Corporate Psychopathy: A Psychiatric Analogy

Montague Ullman, M.D.

In psychiatry there is a diagnostic entity variously known as psychopath, sociopath and antisocial personality disorder. The outstanding feature is that the psychopath has a natural talent for using and exploiting others and does so with such skill that true motives remain concealed by ingratiating ways and apparent normality. It is the most malignant mental illness because of its dehumanizing character, its life-long projectory of resistance to change, its parasitic nature and the trail of the victims left behind. The title of Hervey Cleckley's classic volume, The Mask of Sanity, says it all. The psychopath is someone who appears comfortable with himself and his surroundings, often is of superior intelligence, is capable of turning on the charm and generally creates a positive impression. The problem is it's all fake. There is no genuine empathy, no sense of responsibility or concern for anyone but himself.

In the recent past, corporate corruption has been unmasked on a grand scale. Money churned out by these corporations has influenced legislative and executive functions to the point where the former has surrendered to its unique power to declare war and the latter to begin a war based on falsehoods fed to the American public.

A limited but meaningful analogy can be drawn between the individual psychopath and the corporation behaving in a psychopathic fashion. The diagnostic manual of the American Psychiatric Association cites seven criteria for antisocial personality, the current term in use, any three of which warrants the diagnosis. The following three criteria speak to both individual and corporate psychopathy.

- Deceitfulness as indicated by repeated lying, use of aliases or conning others for personal profit or pleasure.

Comment: For corporations, substitute "outsourcing subsidiaries" for aliases.

 

- Lack of remorse as indicated by being indifferent to or rationalizing having hurt, mistreated, or stolen from another.

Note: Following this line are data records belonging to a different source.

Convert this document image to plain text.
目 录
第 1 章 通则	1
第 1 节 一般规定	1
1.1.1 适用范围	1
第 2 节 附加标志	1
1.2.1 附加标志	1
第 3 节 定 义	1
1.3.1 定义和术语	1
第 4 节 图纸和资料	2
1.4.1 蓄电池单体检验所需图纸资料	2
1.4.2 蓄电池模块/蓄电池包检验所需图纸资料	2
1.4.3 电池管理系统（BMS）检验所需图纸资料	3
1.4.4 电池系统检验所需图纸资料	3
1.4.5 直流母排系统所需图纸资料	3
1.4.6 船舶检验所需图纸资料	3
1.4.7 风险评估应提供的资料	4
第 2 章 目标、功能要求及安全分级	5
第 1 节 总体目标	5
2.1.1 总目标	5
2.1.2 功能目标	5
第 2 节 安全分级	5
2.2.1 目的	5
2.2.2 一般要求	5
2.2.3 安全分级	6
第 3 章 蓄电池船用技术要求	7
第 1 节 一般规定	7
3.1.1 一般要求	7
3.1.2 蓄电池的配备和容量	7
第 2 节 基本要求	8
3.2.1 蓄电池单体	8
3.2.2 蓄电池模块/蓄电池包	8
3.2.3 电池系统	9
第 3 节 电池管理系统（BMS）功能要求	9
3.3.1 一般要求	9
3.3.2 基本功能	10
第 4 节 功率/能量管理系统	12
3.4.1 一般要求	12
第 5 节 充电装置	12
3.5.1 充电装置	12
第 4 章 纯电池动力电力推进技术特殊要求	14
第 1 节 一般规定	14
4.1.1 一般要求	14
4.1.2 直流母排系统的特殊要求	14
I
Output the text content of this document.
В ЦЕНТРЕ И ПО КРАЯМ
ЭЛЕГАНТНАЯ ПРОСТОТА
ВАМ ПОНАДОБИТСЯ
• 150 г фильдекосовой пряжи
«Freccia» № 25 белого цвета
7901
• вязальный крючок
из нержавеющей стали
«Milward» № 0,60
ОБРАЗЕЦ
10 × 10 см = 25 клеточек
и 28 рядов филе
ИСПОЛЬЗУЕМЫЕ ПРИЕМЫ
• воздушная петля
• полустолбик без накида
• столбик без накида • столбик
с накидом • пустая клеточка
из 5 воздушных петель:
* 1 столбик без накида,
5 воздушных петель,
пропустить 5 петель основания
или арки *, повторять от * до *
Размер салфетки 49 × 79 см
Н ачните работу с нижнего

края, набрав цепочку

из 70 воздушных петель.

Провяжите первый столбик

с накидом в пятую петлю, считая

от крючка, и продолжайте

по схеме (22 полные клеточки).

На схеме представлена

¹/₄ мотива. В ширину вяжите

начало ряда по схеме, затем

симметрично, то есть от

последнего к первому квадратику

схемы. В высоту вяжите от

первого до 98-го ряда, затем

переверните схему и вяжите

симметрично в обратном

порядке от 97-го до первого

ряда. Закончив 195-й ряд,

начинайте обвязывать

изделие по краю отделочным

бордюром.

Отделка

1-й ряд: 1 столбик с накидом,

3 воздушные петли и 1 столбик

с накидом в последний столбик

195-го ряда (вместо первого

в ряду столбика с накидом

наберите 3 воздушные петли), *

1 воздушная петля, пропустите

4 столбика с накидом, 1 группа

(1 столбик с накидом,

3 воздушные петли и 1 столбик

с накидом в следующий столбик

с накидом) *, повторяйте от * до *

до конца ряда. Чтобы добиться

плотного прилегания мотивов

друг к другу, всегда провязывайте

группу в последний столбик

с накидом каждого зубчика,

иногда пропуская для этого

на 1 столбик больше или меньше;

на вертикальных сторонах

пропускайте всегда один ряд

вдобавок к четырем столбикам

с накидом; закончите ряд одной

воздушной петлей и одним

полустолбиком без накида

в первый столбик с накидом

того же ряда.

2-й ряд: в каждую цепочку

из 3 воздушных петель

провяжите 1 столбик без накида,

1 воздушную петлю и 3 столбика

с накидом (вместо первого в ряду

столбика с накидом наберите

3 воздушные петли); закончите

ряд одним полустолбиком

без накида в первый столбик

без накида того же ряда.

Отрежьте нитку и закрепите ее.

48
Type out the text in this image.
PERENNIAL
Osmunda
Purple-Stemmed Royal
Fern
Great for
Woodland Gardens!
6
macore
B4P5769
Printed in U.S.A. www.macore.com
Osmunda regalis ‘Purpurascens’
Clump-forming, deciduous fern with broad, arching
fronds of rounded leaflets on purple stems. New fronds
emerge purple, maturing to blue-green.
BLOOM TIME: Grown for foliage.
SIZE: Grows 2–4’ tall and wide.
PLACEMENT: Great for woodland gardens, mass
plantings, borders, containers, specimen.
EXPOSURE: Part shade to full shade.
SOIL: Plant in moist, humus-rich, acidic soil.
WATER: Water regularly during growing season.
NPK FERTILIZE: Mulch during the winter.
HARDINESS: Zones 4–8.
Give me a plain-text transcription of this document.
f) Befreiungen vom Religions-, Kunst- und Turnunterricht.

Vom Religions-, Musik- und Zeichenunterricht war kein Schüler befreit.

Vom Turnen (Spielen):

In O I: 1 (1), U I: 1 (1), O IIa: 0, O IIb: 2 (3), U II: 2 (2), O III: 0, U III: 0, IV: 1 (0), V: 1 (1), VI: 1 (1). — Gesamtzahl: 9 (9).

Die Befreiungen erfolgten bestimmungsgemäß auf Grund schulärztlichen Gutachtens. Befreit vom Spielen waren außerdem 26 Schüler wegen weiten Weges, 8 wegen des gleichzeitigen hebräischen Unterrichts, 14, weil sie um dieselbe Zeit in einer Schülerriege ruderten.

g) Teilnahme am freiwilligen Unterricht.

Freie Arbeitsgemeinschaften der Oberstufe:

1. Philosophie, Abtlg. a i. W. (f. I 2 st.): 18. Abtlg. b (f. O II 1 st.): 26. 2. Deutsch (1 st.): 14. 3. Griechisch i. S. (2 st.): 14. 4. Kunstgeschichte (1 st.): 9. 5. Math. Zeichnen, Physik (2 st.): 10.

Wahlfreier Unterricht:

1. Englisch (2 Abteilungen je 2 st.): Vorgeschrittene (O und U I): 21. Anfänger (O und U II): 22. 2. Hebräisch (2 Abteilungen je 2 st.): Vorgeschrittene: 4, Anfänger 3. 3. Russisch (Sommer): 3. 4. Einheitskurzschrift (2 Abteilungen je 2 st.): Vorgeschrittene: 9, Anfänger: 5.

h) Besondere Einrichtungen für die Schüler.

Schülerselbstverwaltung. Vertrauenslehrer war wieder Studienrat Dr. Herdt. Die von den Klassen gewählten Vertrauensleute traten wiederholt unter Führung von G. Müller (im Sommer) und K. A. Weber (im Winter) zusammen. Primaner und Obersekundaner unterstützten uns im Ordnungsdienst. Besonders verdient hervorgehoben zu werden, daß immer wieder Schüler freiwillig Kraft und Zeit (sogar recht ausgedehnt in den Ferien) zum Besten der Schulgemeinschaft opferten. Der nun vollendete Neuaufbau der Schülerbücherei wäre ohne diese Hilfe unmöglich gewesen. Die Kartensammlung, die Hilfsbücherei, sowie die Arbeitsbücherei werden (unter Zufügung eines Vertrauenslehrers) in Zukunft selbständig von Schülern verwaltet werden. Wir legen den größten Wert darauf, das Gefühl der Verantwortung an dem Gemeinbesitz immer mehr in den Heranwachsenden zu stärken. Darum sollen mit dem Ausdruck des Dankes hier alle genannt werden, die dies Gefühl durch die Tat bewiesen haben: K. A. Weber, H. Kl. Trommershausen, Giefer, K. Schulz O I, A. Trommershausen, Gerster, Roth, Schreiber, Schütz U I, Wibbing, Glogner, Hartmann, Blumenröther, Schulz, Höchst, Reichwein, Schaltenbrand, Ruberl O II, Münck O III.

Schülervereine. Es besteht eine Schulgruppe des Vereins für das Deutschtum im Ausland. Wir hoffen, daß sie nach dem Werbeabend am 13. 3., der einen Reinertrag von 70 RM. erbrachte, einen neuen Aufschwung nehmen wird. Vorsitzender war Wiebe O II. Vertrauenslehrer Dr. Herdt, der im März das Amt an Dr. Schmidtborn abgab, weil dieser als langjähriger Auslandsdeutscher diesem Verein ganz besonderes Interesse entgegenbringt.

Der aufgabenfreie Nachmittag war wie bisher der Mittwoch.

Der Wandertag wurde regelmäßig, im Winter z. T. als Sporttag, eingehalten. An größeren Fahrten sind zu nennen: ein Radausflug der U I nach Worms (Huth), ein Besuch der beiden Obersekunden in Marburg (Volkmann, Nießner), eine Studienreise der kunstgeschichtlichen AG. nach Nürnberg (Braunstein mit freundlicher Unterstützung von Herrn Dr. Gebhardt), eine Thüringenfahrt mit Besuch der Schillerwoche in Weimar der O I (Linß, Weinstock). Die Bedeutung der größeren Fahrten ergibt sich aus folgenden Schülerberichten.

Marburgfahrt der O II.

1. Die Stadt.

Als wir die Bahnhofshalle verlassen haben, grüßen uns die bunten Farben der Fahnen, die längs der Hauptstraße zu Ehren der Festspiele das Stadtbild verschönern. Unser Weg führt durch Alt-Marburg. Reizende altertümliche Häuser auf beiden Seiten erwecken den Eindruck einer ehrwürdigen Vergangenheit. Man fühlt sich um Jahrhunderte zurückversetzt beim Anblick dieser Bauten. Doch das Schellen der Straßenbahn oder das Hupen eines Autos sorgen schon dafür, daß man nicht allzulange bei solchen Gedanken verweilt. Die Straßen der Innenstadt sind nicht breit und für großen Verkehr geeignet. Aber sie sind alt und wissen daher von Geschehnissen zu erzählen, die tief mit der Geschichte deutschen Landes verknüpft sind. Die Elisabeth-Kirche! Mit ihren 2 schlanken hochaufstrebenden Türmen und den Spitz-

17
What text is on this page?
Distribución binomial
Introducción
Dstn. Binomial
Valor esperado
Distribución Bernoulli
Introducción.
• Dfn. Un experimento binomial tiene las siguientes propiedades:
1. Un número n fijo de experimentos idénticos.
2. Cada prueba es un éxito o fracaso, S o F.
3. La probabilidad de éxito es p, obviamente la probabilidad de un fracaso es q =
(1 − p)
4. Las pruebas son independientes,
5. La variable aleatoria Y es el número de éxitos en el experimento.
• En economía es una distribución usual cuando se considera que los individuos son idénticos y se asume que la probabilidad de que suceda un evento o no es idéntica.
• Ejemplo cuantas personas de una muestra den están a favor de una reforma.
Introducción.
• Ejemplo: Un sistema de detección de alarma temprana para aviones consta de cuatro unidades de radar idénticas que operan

Comment: When a giant corporation goes belly up, how much remorse is there for the thousands who are left financially stranded?

 

- Reckless disregard for safety of self or others consistent with irresponsibility as indicated by repeated failure to sustain consistent work behavior or honor financial obligations.

Comment: This is a basic feature of corporate psychopath. Once greed takes over, honesty goes out the window.

 

Corporate psychopathy subsists on money and power. The money ultimately comes from the general public through consumption and from the U.S. Treasury for the services they have to offer. The power comes from successfully maneuvering all three branches of the Federal government. With regard to the legislative branch, the members of Congress are prime targets for excessive lobbying and generous financial contributions. Recent legislation, for example, designed to offset the growing costs of drugs to the public, protects the exorbitant prices set by the drug companies. The judiciary is involved to the extent that white collar crime more often results in fines or jail sentences not commensurate with the large number of people adversely affected by corporate failure. At the executive level the most effective path to power results from insuring that the Office of the Presidency is filled by someone protective of corporate interests such as awarding a no-bid contract to Halliburton in Iraq.

Although the virus responsible for corporate psychopathy has been endemic at least since Theodore Roosevelt's time, it has now risen to epidemic proportions. We are dealing with a virus that wreaks havoc on people and the environment and has caused a palpable degree of moral fallout. Robert Hare, in his book, Without Conscience, refers to this latter change as resulting in a "camouflage society," He cites the role of corporate power as fostering a cultural atmosphere "where egocentricity, lack of concern for others, superficiality, style over substance, being cool, manipulativeness and so forth are tolerated and even valued."

Our country is more divided along party lines than it has been in a long time. If we, the people, can come together in the recognition of this deepening illness in our midst, we can more effectively strive to eliminate it. After all, doctors don't work along party lines in their efforts at healing.